Okay, so I read this somewhere that,
$$ \lim_{x \to 0^+} \left[ \frac{\sin x}{x} \right] = 0 $$ Where, [] denotes the greatest integer function.
But, on the other hand, this is also true,
$$ [0.9999...] = 1 $$
Aren't these two contradictory? I mean if,
$$ \lim_{x \to 0^+} \frac{\sin x}{x} = 1 $$
and $$ 0.9999... = 1 $$
Then why is the greatest Integer function behaving differently for these two functions?
$0.999\ldots$ isn't a sequence / function you take the limit of. It is a fixed number, and it's equal to $1$ in value (more strictly: If you allow it to represent a value, then any value except $1$ will get you into inconsistencies). Round it down all you like, that doesn't change. On the other hand, we do have $$ \lim_{n \to \infty}\left[0.\underbrace{999\ldots99}_{n\text{ times}}\right] = 0 $$ As for why $\lim_{x \to 0^+} \left[ \frac{\sin x}{x} \right] = 0$, that's simply because for all non-zero $x$, we have $\left[ \frac{\sin x}{x} \right] = 0$, so of course the limit is going to be $0$ as $x \to 0$.

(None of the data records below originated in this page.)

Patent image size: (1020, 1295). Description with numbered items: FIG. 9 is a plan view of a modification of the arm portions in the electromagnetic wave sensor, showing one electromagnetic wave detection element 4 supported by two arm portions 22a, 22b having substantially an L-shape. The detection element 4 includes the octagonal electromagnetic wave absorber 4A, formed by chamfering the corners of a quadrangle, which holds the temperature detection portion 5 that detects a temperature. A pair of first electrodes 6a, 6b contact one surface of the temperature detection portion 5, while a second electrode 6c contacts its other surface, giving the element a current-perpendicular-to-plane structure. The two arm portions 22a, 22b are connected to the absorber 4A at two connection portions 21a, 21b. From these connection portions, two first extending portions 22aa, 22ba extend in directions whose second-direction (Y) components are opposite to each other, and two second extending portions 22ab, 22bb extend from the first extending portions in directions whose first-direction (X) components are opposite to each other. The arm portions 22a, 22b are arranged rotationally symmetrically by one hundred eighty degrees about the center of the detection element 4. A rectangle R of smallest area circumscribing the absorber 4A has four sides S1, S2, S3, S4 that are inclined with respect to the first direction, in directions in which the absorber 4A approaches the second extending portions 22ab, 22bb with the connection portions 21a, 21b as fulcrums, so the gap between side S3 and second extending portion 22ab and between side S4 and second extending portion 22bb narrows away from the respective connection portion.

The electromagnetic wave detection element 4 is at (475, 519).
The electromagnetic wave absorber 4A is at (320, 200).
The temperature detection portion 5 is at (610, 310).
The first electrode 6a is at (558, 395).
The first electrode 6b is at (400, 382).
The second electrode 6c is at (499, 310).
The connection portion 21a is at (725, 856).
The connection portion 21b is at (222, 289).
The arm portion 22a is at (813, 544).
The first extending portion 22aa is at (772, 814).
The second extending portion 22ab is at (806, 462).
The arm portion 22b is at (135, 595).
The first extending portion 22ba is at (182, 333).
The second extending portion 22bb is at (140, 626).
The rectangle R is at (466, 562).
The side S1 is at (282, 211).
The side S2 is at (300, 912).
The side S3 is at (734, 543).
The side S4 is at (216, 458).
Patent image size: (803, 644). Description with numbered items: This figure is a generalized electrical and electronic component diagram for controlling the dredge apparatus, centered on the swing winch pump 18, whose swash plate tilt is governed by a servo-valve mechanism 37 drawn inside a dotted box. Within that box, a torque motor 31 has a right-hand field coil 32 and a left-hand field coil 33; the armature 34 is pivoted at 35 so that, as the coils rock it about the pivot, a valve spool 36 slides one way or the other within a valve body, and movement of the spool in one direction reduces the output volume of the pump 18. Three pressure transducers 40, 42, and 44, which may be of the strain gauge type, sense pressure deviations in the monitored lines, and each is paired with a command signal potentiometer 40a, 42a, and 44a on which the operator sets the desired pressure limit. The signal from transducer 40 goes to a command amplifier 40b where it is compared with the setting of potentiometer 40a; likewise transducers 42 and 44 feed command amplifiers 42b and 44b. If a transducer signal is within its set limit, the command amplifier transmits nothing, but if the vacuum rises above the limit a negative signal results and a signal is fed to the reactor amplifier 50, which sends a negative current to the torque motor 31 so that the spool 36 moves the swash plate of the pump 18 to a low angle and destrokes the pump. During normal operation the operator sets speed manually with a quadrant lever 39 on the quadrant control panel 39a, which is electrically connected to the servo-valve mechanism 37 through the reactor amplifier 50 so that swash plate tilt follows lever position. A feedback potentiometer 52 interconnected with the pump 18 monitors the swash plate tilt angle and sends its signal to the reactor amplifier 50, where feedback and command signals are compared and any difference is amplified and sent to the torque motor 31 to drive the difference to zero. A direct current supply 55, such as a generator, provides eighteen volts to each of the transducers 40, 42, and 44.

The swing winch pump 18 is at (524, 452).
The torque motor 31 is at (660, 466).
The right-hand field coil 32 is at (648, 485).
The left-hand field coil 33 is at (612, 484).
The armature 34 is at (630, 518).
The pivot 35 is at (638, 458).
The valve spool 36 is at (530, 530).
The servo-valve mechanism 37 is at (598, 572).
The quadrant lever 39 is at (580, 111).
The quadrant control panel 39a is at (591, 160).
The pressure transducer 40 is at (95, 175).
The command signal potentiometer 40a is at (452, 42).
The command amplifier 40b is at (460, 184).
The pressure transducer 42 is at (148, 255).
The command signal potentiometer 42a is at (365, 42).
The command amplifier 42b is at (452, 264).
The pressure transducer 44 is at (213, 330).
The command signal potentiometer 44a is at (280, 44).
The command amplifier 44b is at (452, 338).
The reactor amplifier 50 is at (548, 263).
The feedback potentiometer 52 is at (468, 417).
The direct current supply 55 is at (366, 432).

There are too many red herrings in your question. Let's remove them entirely.
Consider the function $F$ such that $F(x)=0$ for all $x<1$ and $F(1)=1$. This function is not continuous at $1$. More specifically, $$\lim_{x\to 1^{-}} F(x)=0$$ because it is the limit of a constant function which always returns $0$. This is despite the obvious fact that $\lim_{x\to 1^{-}}x=1$.
This is the same situation in your question. You compose the $\frac{\sin x}x$ function with a non-continuous function which ensures that the value becomes a constant $0$; and then you compare it to a different limit.
$$ 0.9999... = 1 $$ is perfectly true, but when you take the limit, you never evaluate the function at exactly $0$, as it is undefined, so you never have infinitely many $9$s, and the above equality does not enter into play.